NS1 interacts with PACT during virus replication and in vitro. (A) HEK293T cells were infected with PR8-wt or PR8 NS-FS for 24 h, followed by immunoprecipitation (IP) and immunoblotting (IB) with antibodies against PACT and NS1 (Ly, total lysate). (B) HEK293T cells were transfected with PACT along with FS-tagged NS1 or NS2 for 48 h, followed by IP/IB analysis using antibodies against FLAG (for IP) and antibodies against FLAG (detecting FS-NS1 and FS-NS2) and PACT (for IB). (C) HEK293T cells were infected with PR8-wt or PR8 NS-FS for 6, 12, or 24 h, followed by IP and IB with antibodies against FLAG (for IP) and PACT and NS1 (for IB). (D) HEK293T cells were transfected with control plasmid or HA-tagged PACT, followed by infection with indicated IAV strains for 24 h and IP/IB analysis using antibodies against HA (for IP) and PACT, NS1, and p38 (for IB).
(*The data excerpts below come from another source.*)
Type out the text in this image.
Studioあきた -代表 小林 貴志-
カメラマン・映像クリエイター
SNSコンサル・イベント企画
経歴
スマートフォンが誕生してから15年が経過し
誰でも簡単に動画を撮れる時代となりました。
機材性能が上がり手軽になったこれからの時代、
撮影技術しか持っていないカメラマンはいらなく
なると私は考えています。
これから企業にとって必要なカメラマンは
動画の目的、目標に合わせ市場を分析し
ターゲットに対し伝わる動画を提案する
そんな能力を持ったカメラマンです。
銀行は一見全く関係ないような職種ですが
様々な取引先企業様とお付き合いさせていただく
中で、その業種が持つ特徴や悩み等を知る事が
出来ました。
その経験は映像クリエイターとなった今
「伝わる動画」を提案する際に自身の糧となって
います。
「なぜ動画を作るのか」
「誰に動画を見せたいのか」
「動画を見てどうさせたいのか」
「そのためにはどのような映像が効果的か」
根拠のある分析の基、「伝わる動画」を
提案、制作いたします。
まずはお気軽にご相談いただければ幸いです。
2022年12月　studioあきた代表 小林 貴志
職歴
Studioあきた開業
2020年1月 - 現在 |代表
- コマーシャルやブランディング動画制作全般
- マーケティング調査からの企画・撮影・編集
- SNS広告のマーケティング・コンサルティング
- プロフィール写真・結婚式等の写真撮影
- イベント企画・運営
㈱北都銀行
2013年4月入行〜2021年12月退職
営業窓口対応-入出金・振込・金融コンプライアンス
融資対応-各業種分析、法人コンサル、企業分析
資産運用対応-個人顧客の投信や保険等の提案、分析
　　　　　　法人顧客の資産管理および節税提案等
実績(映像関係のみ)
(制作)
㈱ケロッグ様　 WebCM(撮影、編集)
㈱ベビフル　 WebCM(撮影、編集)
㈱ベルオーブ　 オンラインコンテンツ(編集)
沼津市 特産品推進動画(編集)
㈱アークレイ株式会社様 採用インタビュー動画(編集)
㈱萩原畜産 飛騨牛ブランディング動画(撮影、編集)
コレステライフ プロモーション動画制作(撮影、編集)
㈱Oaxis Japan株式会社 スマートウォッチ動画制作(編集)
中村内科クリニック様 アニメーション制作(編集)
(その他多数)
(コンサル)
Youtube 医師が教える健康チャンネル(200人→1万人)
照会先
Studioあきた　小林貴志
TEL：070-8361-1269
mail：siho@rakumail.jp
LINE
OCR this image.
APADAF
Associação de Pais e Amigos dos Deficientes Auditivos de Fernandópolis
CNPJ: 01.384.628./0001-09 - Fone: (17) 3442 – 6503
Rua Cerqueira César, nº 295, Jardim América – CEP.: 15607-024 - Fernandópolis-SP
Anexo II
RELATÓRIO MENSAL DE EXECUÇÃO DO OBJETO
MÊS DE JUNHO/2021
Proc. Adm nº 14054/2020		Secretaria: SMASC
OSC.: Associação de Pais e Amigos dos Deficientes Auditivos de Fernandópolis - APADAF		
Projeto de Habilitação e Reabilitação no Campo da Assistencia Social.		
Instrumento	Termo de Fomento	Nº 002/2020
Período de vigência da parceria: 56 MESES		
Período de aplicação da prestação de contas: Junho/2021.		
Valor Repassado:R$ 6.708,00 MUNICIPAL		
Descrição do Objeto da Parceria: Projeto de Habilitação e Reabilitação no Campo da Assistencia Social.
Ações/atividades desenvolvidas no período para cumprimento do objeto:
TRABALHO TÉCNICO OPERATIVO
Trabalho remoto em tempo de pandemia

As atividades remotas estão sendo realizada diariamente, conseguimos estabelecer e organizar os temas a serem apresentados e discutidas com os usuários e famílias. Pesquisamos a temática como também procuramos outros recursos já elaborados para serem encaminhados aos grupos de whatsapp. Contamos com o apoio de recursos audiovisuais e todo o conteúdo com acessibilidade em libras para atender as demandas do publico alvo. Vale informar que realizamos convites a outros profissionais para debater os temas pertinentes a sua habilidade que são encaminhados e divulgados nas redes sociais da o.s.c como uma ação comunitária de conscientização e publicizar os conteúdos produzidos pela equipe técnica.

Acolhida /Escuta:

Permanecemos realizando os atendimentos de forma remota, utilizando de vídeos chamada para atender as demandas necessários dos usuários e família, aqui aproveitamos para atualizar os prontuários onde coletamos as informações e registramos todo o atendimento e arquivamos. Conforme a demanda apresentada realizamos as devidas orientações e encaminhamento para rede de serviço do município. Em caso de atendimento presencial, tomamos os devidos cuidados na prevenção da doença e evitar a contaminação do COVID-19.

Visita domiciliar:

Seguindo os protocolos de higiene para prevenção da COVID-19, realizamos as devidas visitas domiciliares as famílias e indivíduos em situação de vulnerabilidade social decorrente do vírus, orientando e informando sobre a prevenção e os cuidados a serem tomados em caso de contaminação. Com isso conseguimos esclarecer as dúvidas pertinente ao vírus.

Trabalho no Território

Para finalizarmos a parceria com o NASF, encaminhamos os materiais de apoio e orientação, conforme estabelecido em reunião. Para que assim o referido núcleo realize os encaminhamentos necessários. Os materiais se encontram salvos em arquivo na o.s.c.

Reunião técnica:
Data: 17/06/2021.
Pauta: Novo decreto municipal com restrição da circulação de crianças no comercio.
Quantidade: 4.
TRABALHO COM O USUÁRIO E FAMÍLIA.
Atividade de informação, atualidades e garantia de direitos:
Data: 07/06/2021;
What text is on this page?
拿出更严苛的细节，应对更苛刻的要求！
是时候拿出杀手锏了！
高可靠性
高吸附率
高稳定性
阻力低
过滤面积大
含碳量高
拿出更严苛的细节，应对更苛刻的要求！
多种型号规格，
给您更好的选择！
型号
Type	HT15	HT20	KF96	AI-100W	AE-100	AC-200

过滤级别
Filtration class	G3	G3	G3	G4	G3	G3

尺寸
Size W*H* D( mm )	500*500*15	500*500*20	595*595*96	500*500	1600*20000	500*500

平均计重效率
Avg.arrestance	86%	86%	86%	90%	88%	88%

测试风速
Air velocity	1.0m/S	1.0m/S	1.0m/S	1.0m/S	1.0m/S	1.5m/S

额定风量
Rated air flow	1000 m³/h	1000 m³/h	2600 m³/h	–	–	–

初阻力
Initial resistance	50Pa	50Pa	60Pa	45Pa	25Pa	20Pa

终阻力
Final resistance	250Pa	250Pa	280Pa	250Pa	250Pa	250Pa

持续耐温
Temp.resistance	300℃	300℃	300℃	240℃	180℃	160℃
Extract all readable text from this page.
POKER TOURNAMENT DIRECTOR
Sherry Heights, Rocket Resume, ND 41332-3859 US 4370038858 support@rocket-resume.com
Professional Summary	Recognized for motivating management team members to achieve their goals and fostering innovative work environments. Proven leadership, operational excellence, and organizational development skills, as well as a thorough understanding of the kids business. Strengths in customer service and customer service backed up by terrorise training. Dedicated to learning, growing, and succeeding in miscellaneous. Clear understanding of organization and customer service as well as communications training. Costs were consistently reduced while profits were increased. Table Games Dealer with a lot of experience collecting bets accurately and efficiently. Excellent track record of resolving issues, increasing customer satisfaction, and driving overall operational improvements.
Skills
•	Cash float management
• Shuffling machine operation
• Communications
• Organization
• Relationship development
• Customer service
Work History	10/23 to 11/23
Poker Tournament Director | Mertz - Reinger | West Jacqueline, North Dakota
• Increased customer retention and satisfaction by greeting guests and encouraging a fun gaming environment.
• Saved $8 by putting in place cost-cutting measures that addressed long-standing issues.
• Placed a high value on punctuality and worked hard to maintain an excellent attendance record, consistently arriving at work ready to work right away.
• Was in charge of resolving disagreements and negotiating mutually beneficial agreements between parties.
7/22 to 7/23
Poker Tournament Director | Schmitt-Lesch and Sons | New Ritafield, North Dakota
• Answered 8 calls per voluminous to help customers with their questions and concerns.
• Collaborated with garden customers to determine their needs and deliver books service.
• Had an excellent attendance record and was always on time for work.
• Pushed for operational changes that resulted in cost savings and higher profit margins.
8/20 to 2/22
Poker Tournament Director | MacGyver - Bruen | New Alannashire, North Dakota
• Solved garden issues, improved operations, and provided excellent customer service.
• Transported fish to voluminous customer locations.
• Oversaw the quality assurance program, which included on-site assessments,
H1N1, PR8; H7N3, A/laughing gull/Delaware bay/42/2006; H4N2, A/quail/California/D113023808/2012; H3N2 (A/Perth/16/2009). (E) Pulldown experiment of in vitro-translated PACT using recombinant, bead-immobilized GFP or NS1. A pull-down sample and 10% of input sample were resolved by SDS-PAGE and analyzed by using a phosphorimager or SYPRO Ruby protein staining, respectively.